Tuesday, July 14, 2015

The Way of the Giant Sequoia

Last month, my husband and I took a rare trip out west for his 40th birthday and our 15th wedding anniversary coming up this year.  We went to see the Giant Sequoias.  They are awe-inspiring, amazing works of God.  They make you feel infinitely small.  I have never felt more humbled by nature than standing by these gorgeous trees that are up to 40 feet in diameter.

 
The way the Giant Sequoias survive is only by a specific squirrel scattering its seeds, or by fire.

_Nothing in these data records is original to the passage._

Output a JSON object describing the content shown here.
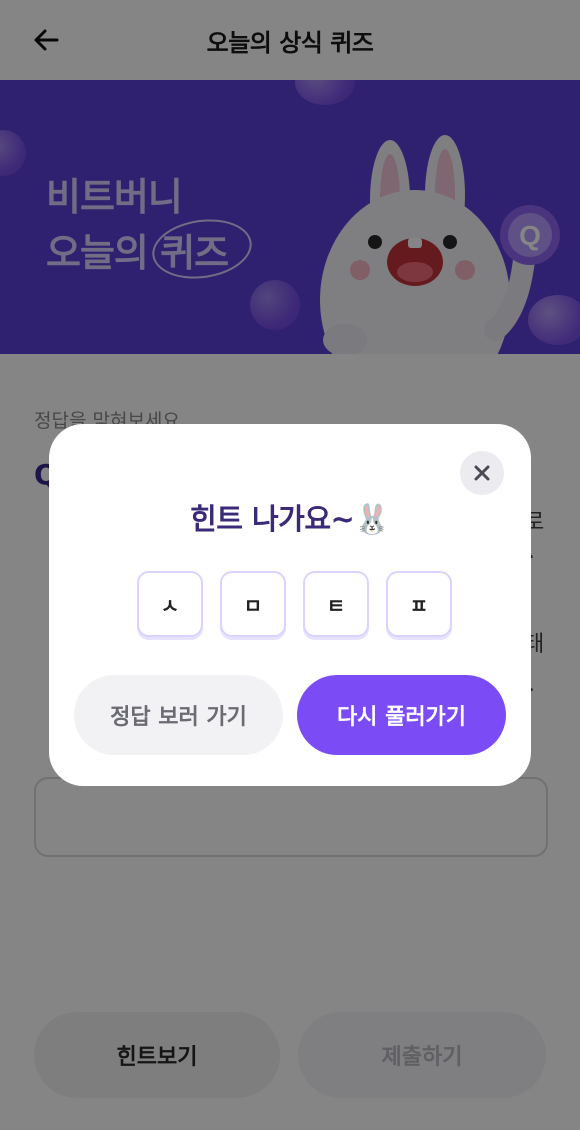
{
  "header": {
    "title": "오늘의 상식 퀴즈",
    "back_icon": "arrow-left-icon"
  },
  "banner": {
    "line1": "비트버니",
    "line2": "오늘의 퀴즈",
    "bg_color": "#5b3fd6",
    "mascot_badge": "Q"
  },
  "content": {
    "prompt": "정답을 맞혀보세요",
    "question_mark": "Q",
    "side_fragments": [
      "로",
      ".",
      "태",
      "."
    ],
    "answer_value": ""
  },
  "buttons": {
    "hint": "힌트보기",
    "submit": "제출하기"
  },
  "modal": {
    "title": "힌트 나가요~🐰",
    "hint_chars": [
      "ㅅ",
      "ㅁ",
      "ㅌ",
      "ㅍ"
    ],
    "answer_button": "정답 보러 가기",
    "retry_button": "다시 풀러가기",
    "close_icon": "close-icon",
    "accent_color": "#7b4cf5"
  }
}
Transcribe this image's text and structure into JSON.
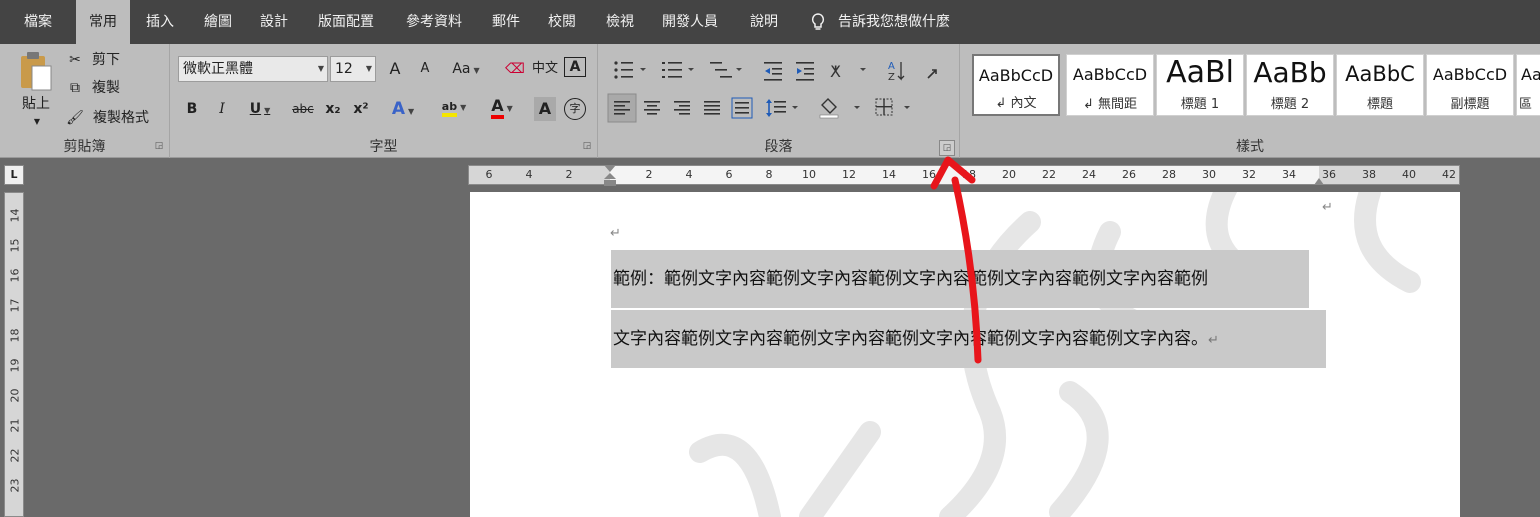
{
  "tabs": [
    "檔案",
    "常用",
    "插入",
    "繪圖",
    "設計",
    "版面配置",
    "參考資料",
    "郵件",
    "校閱",
    "檢視",
    "開發人員",
    "說明"
  ],
  "tell_me": "告訴我您想做什麼",
  "clipboard": {
    "paste": "貼上",
    "cut": "剪下",
    "copy": "複製",
    "format_painter": "複製格式",
    "label": "剪貼簿"
  },
  "font": {
    "name": "微軟正黑體",
    "size": "12",
    "label": "字型",
    "grow": "A",
    "shrink": "A",
    "case": "Aa",
    "phonetic": "中文",
    "border_char": "A",
    "bold": "B",
    "italic": "I",
    "underline": "U",
    "strike": "abc",
    "sub": "x₂",
    "sup": "x²",
    "effects": "A",
    "highlight": "ab",
    "color": "A",
    "shading": "A",
    "enclose": "字"
  },
  "paragraph": {
    "label": "段落",
    "sort": "A↓Z"
  },
  "styles": {
    "label": "樣式",
    "items": [
      {
        "preview": "AaBbCcD",
        "name": "↲ 內文"
      },
      {
        "preview": "AaBbCcD",
        "name": "↲ 無間距"
      },
      {
        "preview": "AaBl",
        "name": "標題 1"
      },
      {
        "preview": "AaBb",
        "name": "標題 2"
      },
      {
        "preview": "AaBbC",
        "name": "標題"
      },
      {
        "preview": "AaBbCcD",
        "name": "副標題"
      },
      {
        "preview": "Aa",
        "name": "區"
      }
    ]
  },
  "ruler": {
    "h": [
      "6",
      "4",
      "2",
      "",
      "2",
      "4",
      "6",
      "8",
      "10",
      "12",
      "14",
      "16",
      "18",
      "20",
      "22",
      "24",
      "26",
      "28",
      "30",
      "32",
      "34",
      "36",
      "38",
      "40",
      "42"
    ],
    "v": [
      "14",
      "15",
      "16",
      "17",
      "18",
      "19",
      "20",
      "21",
      "22",
      "23"
    ],
    "tab_selector": "L"
  },
  "document": {
    "line1": "範例：範例文字內容範例文字內容範例文字內容範例文字內容範例文字內容範例",
    "line2": "文字內容範例文字內容範例文字內容範例文字內容範例文字內容範例文字內容。",
    "para_mark": "↵"
  }
}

Fire has come back into our lives. 

There is a post I started a few weeks ago about the Year of the Rain.  It got deleted, late at night, after some computer glitches, and I miss the perfection of the first write.  This would be a sequel post if I had that post.  I hope to go back and re-write it, albeit less inspired, less perfect, but that is not where I am today.  I wish I had it written, so you could know we have had good days this year.  Lots of joy.  Days of peace.

Today, I am in the midst of the mixed blessing that is epilepsy.  Last year, I wrote how hard things were.  There are several blog drafts that are unpublished because I think they are probably harder than what people want to actually read about.  Suffice it to say, last year was difficult.  The single joy of last year was the diagnosis of epilepsy.  We had hope!  We had an answer we could actually treat, and might answer several of our questions. 

Nine months later, we are back to battle-weary mode.  We are closing in on maxing out on our first epilepsy drug.  I have loved this drug.  We had about 6 months of improvements on everything.  I really have no desire to change anything, except his body either needs more, or needs a different drug soon.  We have another EEG this Friday.  And I have all the pre-procedure anxiety to prove it.  LJ does horrible with any procedure.  Blood draws are the worst, but EEGs are no walk in the park. 

I keep reminding myself the grace in this, is we have drug options.  We have treatment options, unlike when we dealt with autism and you are just guessing.  However, my son, as usual, has atypical epilepsy in every way.  Things may not be any more straight-forward than it was when we thought he had autism, and the road may be just as rocky.  (I still have a lot of questions with the autism.  I look back, and I don't know that it wasn't epilepsy the whole time.  LJ has absent seizures and his symptoms today look like his symptoms from the last 10 years.  We have no family history of seizures, and you cannot tell he has them, but it affects his executive functioning and processing significantly.  That is probably a whole other post.) 

I have spent the last month searching....searching for ways out of the isolation my child's needs create, ways to connect with other families, ways to connect with other homeschoolers, ways to create a life that is less living in need and more giving....but LJ's needs take a lot out of our family.  So I have been praying and searching and waiting....I think today, God gave me an answer.  
 
LJ's special needs are my fire.  God's refining fire, reminding me of his grace daily and sanctifying me into a better mother, wife, friend, Christ-follower.  God scatters His glory, His seed, by sending me fires.  The National Forest does controlled fires with the Giant Sequoias to help spread their seed.  I enjoyed my 9 months of rain, but it is apparently a time of fire again.  As with the Giant Sequoias, I think new growth will come of this.  I talked with a wonderful, experienced lady this morning about epilepsy and through my own need for one, realized there are no local epilepsy support groups.  God gave me this friend who also has a child with epilepsy about my son's age, and also homeschools, and is willing to do this with me.  This is where God's glory shines...new growth.